Unfortunately for Sony, the parent company doesn’t stick to selling insurance policies. It sells TVs, too, even though it can’t manage to do so profitably. Chief Executive Officer Kazuo Hirai said the company will lose money on its television business for the 10th year in a row, with the red ink for TVs this time amounting to ¥25 billion yen. “Investors don’t have much faith in Hirai,” Mitsushige Akino, chief fund manager at Ichiyoshi Asset Management in Tokyo, told Bloomberg News. “There’s no growth strategy.”
That’s not totally fair. Hirai is taking some steps to get Sony out of crummy businesses. Witness his decision to give up on PCs. For now, however, he seems unwilling to jettison TVs, a business with a No. 3 market share worldwide that’s nonetheless dragging down the company. “My responsibility is to turn around the electronics operation,” Hirai said. “I’d like to say this time’s reform is final, but amid intensifying competition, reform may be needed going forward.”
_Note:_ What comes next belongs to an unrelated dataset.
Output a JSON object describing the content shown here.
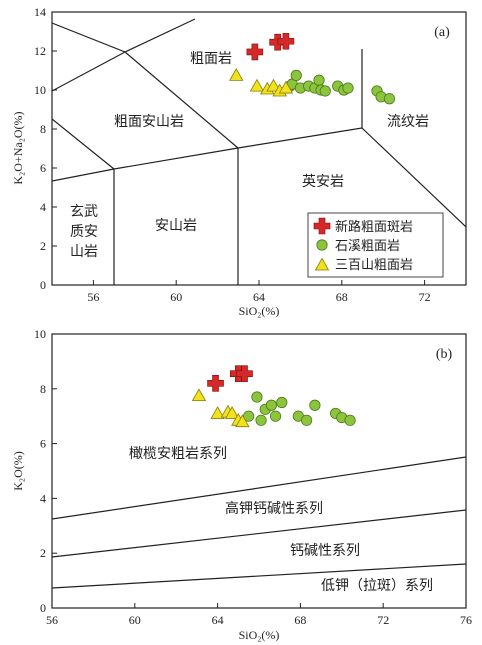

With competition from the Koreans and the Chinese putting pressure on Sony, the company isn’t going to solve any problems by stubbornly sticking with TVs. “You hear about losses from this company year after year after year,” Atul Goyal, a Jefferies analyst in Singapore, told Bloomberg Television. For Sony, he added, the goal should be to use the PC selloff as the first step of a broader retreat: “Salvation is an exit from electronics.”
One promising sign: Hirai is creating a separate subsidiary for Sony’s TV business. Down the road, that might make an exit easier. For now, though, there’s no salvation in sight.